• The Wall Street Journal

Schleppende Wahlbeteiligung in Italien

ROM--Die in ganz Europa mit Hochspannung verfolgten Parlamentswahlen in Italien haben am Sonntag mit schleppender Wahlbeteiligung begonnen. Bei Schließung der Wahllokale hatten am Abend rund 55 Prozent der Wahlberechtigten ihre Stimmen für das Abgeordnetenhaus abgegeben, wie das Innenministerium in Rom mitteilte. Bei den letzten Parlamentswahlen 2008 waren es zu diesem Zeitpunkt schon 62,8 Prozent. Schlechtes Wetter mit Schnee im Norden und Regen im Süden des Landes erschwerten die Stimmabgabe vielerorts, berichteten italienische Medien. Die Wahlen waren leicht vorgezogen worden, nachdem der scheidende Ministerpräsident Mario Monti im Dezember von seinem Amt zurückgetreten war. Daher wählt das Land nun erstmals im Winter.

Associated Press

Der ehemalige Ministerpräsident Italiens, Silvio Berlusconi, bei der Stimmabgabe am Sonntag.
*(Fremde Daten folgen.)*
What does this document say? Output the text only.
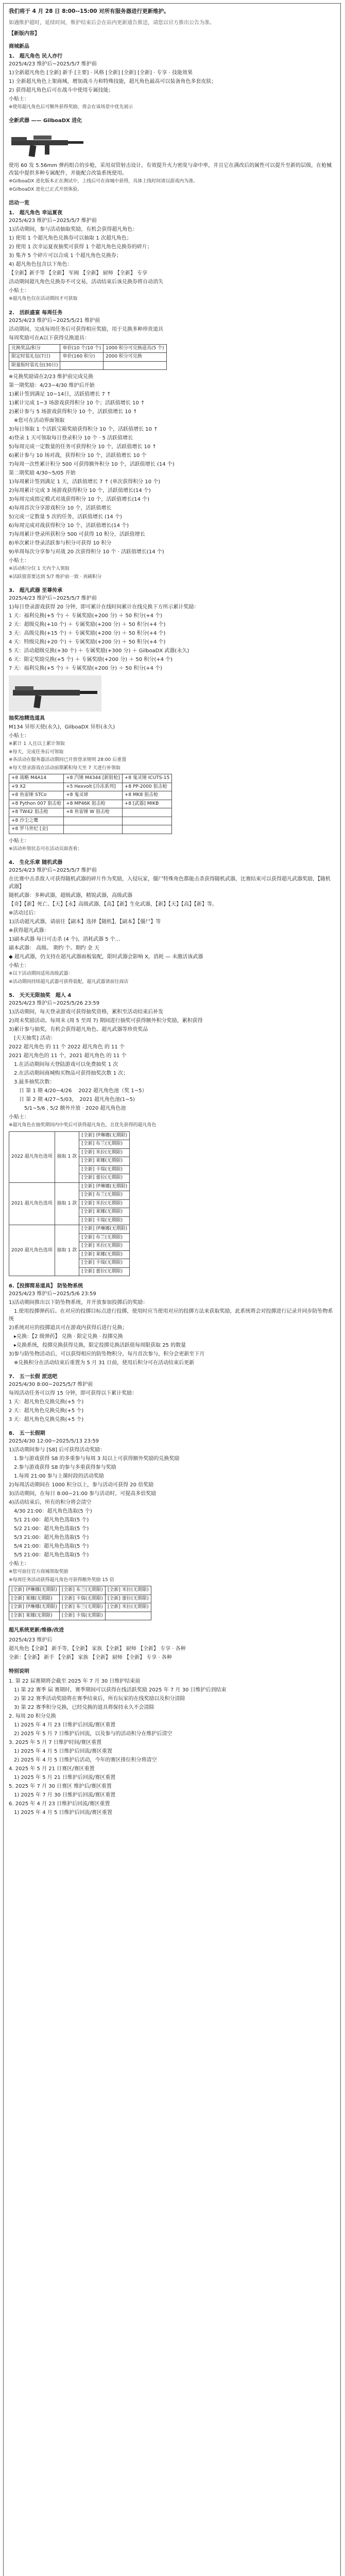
我们将于 4 月 28 日 8:00--15:00 对所有服务器进行更新维护。
如遇维护超时，延续时间，维护结束后会在站内更新通告推送，请您以官方推出公告为准。
【新版内容】
商城新品
1.　超凡角色 民人亦行
2025/4/23 维护后~2025/5/7 维护前
1)全新超凡角色 [全新] 新手 [主要] ⋅ 风格 [全新] [全新] [全新] ⋅ 专享 ⋅ 技能效果
1) 全新超凡角色上架商城，增加战斗力和特殊技能，超凡角色最高可以装备角色多套皮肤；
2) 获得超凡角色后可在战斗中使用专属技能；
小贴士：
※使用超凡角色后可额外获得奖励，将会在该场景中优先展示
全新武器 —— GilboaDX 进化
使用 60 发 5.56mm 弹药组合的步枪，采用双管射击设计，有效提升火力密度与命中率，并且它在满改后的属性可以提升至新的层级，在枪械改装中提供多种专属配件，并能配合改装系统使用。
※GilboaDX 进化版本正在测试中，上线后可在商城中获得，具体上线时间请以游戏内为准。
※GilboaDX 进化已正式开放体验。
活动一览
1.　超凡角色 幸运夏夜
2025/4/23 维护后~2025/5/7 维护前
1)活动期间，参与活动抽取奖励，有机会获得超凡角色：
1) 使用 1 个超凡角色兑换券可以抽取 1 次超凡角色；
2) 使用 1 次幸运夏夜抽奖可获得 1 个超凡角色兑换券的碎片；
3) 集齐 5 个碎片可以合成 1 个超凡角色兑换券；
4) 超凡角色包含以下角色：
【全新】新手等 【全新】 军阀 【全新】 厨师 【全新】 专享
活动期间超凡角色兑换券不可交易，活动结束后该兑换券将自动消失
小贴士：
※超凡角色仅在活动期间才可获取
2.　活跃盛宴 每周任务
2025/4/23 维护后~2025/5/21 维护前
活动期间，完成每周任务后可获得相应奖励，用于兑换多种珍贵道具
每周奖励可在A以下获得兑换道具：
兑换奖品/积分	单价(10 个/10 个)	1000 积分可兑换道具(5 个)
限定时装礼包(7日)	单价(160 积分)	2000 积分可兑换
限量版时装礼包(30日)		
※兑换奖励请在2/23 维护前完成兑换
第一期奖励：4/23~4/30 维护后开始
1)累计签到满足 10~14日，活跃值增长 7 ↑
1)累计完成 1~3 场游戏获得积分 10 个；活跃值增长 10 ↑
2)累计参与 5 场游戏获得积分 10 个，活跃值增长 10 ↑
　※您可在活动界面领取
3)每日领取 1 个活跃宝箱奖励获得积分 10 个，活跃值增长 10 ↑
4)登录 1 天可领取每日登录积分 10 个 ⋅ 5 活跃值增长
5)每周完成一定数量的任务可获得积分 10 个，活跃值增长 10 ↑
6)累计参与 10 场对战，获得积分 10 个，活跃值增长 10 个
7)每周一次性累计积分 500 可获得额外积分 10 个，活跃值增长 (14 个)
第二期奖励 4/30~5/05 开始
1)每周累计签到满足 1 天，活跃值增长 7 ↑ (单次获得积分 10 个)
2)每周累计完成 3 场游戏获得积分 10 个，活跃值增长(14 个)
3)每周完成指定模式对战获得积分 10 个，活跃值增长(14 个)
4)每周首次分享游戏积分 10 个，活跃值增长
5)完成一定数量 5 次的任务，活跃值增长 (14 个)
6)每周完成对战获得积分 10 个，活跃值增长(14 个)
7)每周累计登录所获积分 500 可获得 10 积分，活跃值增长
8)单次累计登录活跃参与积分可获得 10 积分
9)单周每次分享参与对战 20 次获得积分 10 个 ⋅ 活跃值增长(14 个)
小贴士：
※活动积分仅 1 天内个人领取
※活跃值需要达到 5/7 维护前一致 ⋅ 再刷积分
3.　超凡武器 至尊传承
2025/4/23 维护后~2025/5/7 维护前
1)每日登录游戏获得 20 分钟，即可累计在线时间累计在线兑换下方所示累计奖励：
1 天：福利兑换(+5 个) ＋ 专属奖励(+200 分) ＋ 50 积分(+4 个)
2 天：超级兑换(+10 个) ＋ 专属奖励(+200 分) ＋ 50 积分(+4 个)
3 天：高级兑换(+15 个) ＋ 专属奖励(+200 分) ＋ 50 积分(+4 个)
4 天：特级兑换(+20 个) ＋ 专属奖励(+200 分) ＋ 50 积分(+4 个)
5 天：活动超级兑换(+30 个) ＋ 专属奖励(+300 分) ＋ GilboaDX 武器(永久)
6 天：限定奖励兑换(+5 个) ＋ 专属奖励(+200 分) ＋ 50 积分(+4 个)
7 天：福利兑换(+5 个) ＋ 专属奖励(+200 分) ＋ 50 积分(+4 个)
抽奖池精选道具
M134 异形天使(永久)，GilboaDX 异形(永久)
小贴士：
※累计 1 人且以上累计领取
※每天，完成任务后可领取
※各活动在服务器活动期间已开放登录规则 28:00 后重置
※每天登录游戏在活动前期累积每天至 7 天进行补领取
+8 战略 M4A14	+8 汽锤 M4344 [新狙枪]	+8 鬼灵锤 ICUTS-15
+9 X2	+5 Hexvolt [冷冻系列]	+8 PP-2000 狙击枪
+8 鱼雷锤 STCo	+8 鬼灵球	+8 MK8 狙击枪
+8 Python 007 狙击枪	+8 MP46K 狙击枪	+8 [武器] MIKB
+8 TW42 狙击枪	+8 鱼雷锤 W 狙击枪	
+8 沙尘之鹰		
+8 罗马世纪 [金]		
小贴士：
※活动补领状态可在活动页面查看；
4.　生化乐章 随机武器
2025/4/23 维护后~2025/5/7 维护前
在比赛中击杀敌人可获得随机武器的碎片作为奖励，入侵玩家，僵尸特殊角色都能击杀获得随机武器，比赛结束可以获得超凡武器奖励，【随机武器】
随机武器：多种武器，超级武器，精锐武器，高级武器
【奇】【新】死亡、【天】【永】高级武器，【高】【新】生化武器，【新】【天】【高】【新】等。
※活动过后：
1)活动超凡武器，请前往【副本】选择【随机】，【副本】【僵尸】等
※获得超凡武器：
1)副本武器 每日可击杀 (4 个)，消耗武器 5 个…
副本武器： 高级。 期约 个。期约 金 天
◆ 超凡武器，仍支持在超凡武器面板装配，限时武器会影响 X，消耗 — 未激活该武器
小贴士：
※以下活动期间适用高级武器：
※活动期间持续超凡武器可获得装配，超凡武器请前往商店
5.　天天无限抽奖　超人 4
2025/4/23 维护后~2025/5/26 23:59
1)活动期间，每天登录游戏可获得抽奖资格，累积至活动结束后补发
2)周末奖励活动。每周末 (周 5 至周 7) 期间进行抽奖可获得额外积分奖励，累积获得
3)累计参与抽奖，有机会获得超凡角色、超凡武器等珍贵奖品
　[天天抽奖] 活动：
2022 超凡角色 的 11 个 2022 超凡角色 的 11 个
2021 超凡角色的 11 个，2021 超凡角色 的 11 个
　1.在活动期间每天登陆游戏可以免费抽奖 1 次
　2.在活动期间商城购买物品可获得抽奖次数 1 次；
　3.最多抽奖次数：
　　日 第 1 期 4/20~4/26　 2022 超凡角色池（奖 1~5）
　　日 第 2 期 4/27~5/03，　2021 超凡角色池(1~5)
　　　5/1~5/6 , 5/2 额外开放 ⋅ 2020 超凡角色池
小贴士：
※超凡角色在抽奖期间内中奖后可获得超凡角色，且优先获得的超凡角色
2022 超凡角色选项	抽取 1 款	[全新] 伊琳娜(无期限)
		[全新] 布兰(无期限)
		[全新] 米拉(无期限)
		[全新] 莱娜(无期限)
		[全新] 卡瑞(无期限)
		[全新] 蕾拉(无期限)
2021 超凡角色选项	抽取 1 款	[全新] 伊琳娜(无期限)
		[全新] 布兰(无期限)
		[全新] 米拉(无期限)
		[全新] 莱娜(无期限)
		[全新] 卡瑞(无期限)
2020 超凡角色选项	抽取 1 款	[全新] 伊琳娜(无期限)
		[全新] 布兰(无期限)
		[全新] 米拉(无期限)
		[全新] 莱娜(无期限)
		[全新] 卡瑞(无期限)
		[全新] 蕾拉(无期限)
6.【投掷简易道具】 防坠物系统
2025/4/23 维护后~2025/5/6 23:59
1)活动期间推出以下防坠物系统，并开放参加投掷后的奖励：
　1.使用投掷弹药后。在对应的投掷目标点进行投掷，使用时应当使用对应的投掷方法来获取奖励，此系统将会对投掷进行记录并同步防坠物系统
2)系统对应的投掷道具可在游戏内获得后进行兑换；
　▸兑换：【2 级弹药】 兑换 ⋅ 限定兑换 ⋅ 投掷兑换
　▸兑换系统，投掷兑换获得兑换，限定投掷兑换活跃值每周限获取 25 的数量
3)参与防坠物活动后，可以获得相应的防坠物积分，每月首次参与，积分会更新至下月
　※兑换积分在活动结束后重置为 5 月 31 日前，使用后积分可在活动结束后更新
7.　五一长假 派送吧
2025/4/30 8:00~2025/5/7 维护前
每周活动任务可以得 15 分钟，即可获得以下累计奖励：
1 天：超凡角色兑换兑换(+5 个)
2 天：超凡角色兑换兑换(+5 个)
3 天：超凡角色兑换兑换(+5 个)
8.　五一长假期
2025/4/30 12:00~2025/5/13 23:59
1)活动期间参与 [S8] 后可获得活动奖励：
　1.参与游戏获得 S8 的多重参与每周 3 局以上可获得额外奖励的兑换奖励
　2.参与游戏获得 S8 的参与多重获得参与奖励
　1.每周 21:00 参与上课时段的活动奖励
2)每周活动期间在 1000 积分以上，参与活动可获得 20 倍奖励
3)活动期间，在每日 8:00~21:00 参与活动时，可提高多倍奖励
4)活动结束后，所有的积分将会清空
　4/30 21:00：超凡角色选取(5 个)
　5/1 21:00：超凡角色选取(5 个)
　5/2 21:00：超凡角色选取(5 个)
　5/3 21:00：超凡角色选取(5 个)
　5/4 21:00：超凡角色选取(5 个)
　5/5 21:00：超凡角色选取(5 个)
小贴士：
※您可前往官方商城领取奖励
※每周任务活动获得超凡角色可获得额外奖励 15 倍
[全新] 伊琳娜(无期限)	[全新] 布兰(无期限)	[全新] 米拉(无期限)
[全新] 莱娜(无期限)	[全新] 卡瑞(无期限)	[全新] 蕾拉(无期限)
[全新] 伊琳娜(无期限)	[全新] 布兰(无期限)	[全新] 米拉(无期限)
[全新] 莱娜(无期限)	[全新] 卡瑞(无期限)	
超凡系统更新/维修/改进
2025/4/23 维护后
超凡角色【全新】 新手等，【全新】 家族 【全新】 厨师 【全新】 专享 ⋅ 各种
全新：【全新】 新手 【全新】 家族 【全新】 厨师 【全新】 专享 ⋅ 各种
特别说明
1. 第 22 届赛期将会截至 2025 年 7 月 30 日维护结束前
　1) 第 22 赛季 届 赛期时，赛季期间可以获得在线活跃奖励 2025 年 7 月 30 日维护后到结束
　2) 第 22 赛季活动奖励将在赛季结束后，所有玩家的在线奖励以及积分清除
　3) 第 22 赛季积分兑换，已经兑换的道具将保持永久不会清除
2. 每周 20 积分兑换
　1) 2025 年 4 月 23 日维护后回流/赛区重置
　2) 2025 年 5 月 7 日维护后回流，以及参与的活动积分在维护后清空
3. 2025 年 5 月 7 日维护时间/赛区重置
　1) 2025 年 4 月 5 日维护后回流/赛区重置
　2) 2025 年 4 月 5 日维护后活动，今年的赛区排位积分将清空
4. 2025 年 5 月 21 日赛区/赛区重置
　1) 2025 年 5 月 21 日维护后回流/赛区重置
5. 2025 年 7 月 30 日赛区 维护后/赛区重置
　1) 2025 年 7 月 30 日维护后回流/赛区重置
6. 2025 年 4 月 23 日维护后回流/赛区重置
　1) 2025 年 4 月 5 日维护后回流/赛区重置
Rund 50 Millionen Italiener dürfen in dem zweitägigen Urnengang bis Montagnachmittag ein neues Parlament bestimmen. Rund drei Millionen wählen im Ausland. Die Wahl gilt als entscheidend für die Zukunft des Krisenlandes. In Zeiten anhaltender Rezession, steigender Arbeitslosigkeit und grassierender Korruption hoffen die Bürger der drittgrößten Volkswirtschaft der Eurozone auf politische Stabilität. Doch die Aussichten sind ungewiss. Auch in Europa harrt man gespannt des Wahlausgangs. Gefürchtet wird in Brüssel sowohl ein Sieg des skandalumwitterten Silvio Berlusconi als auch die Unregierbarkeit durch eine Pattsituation im Parlament.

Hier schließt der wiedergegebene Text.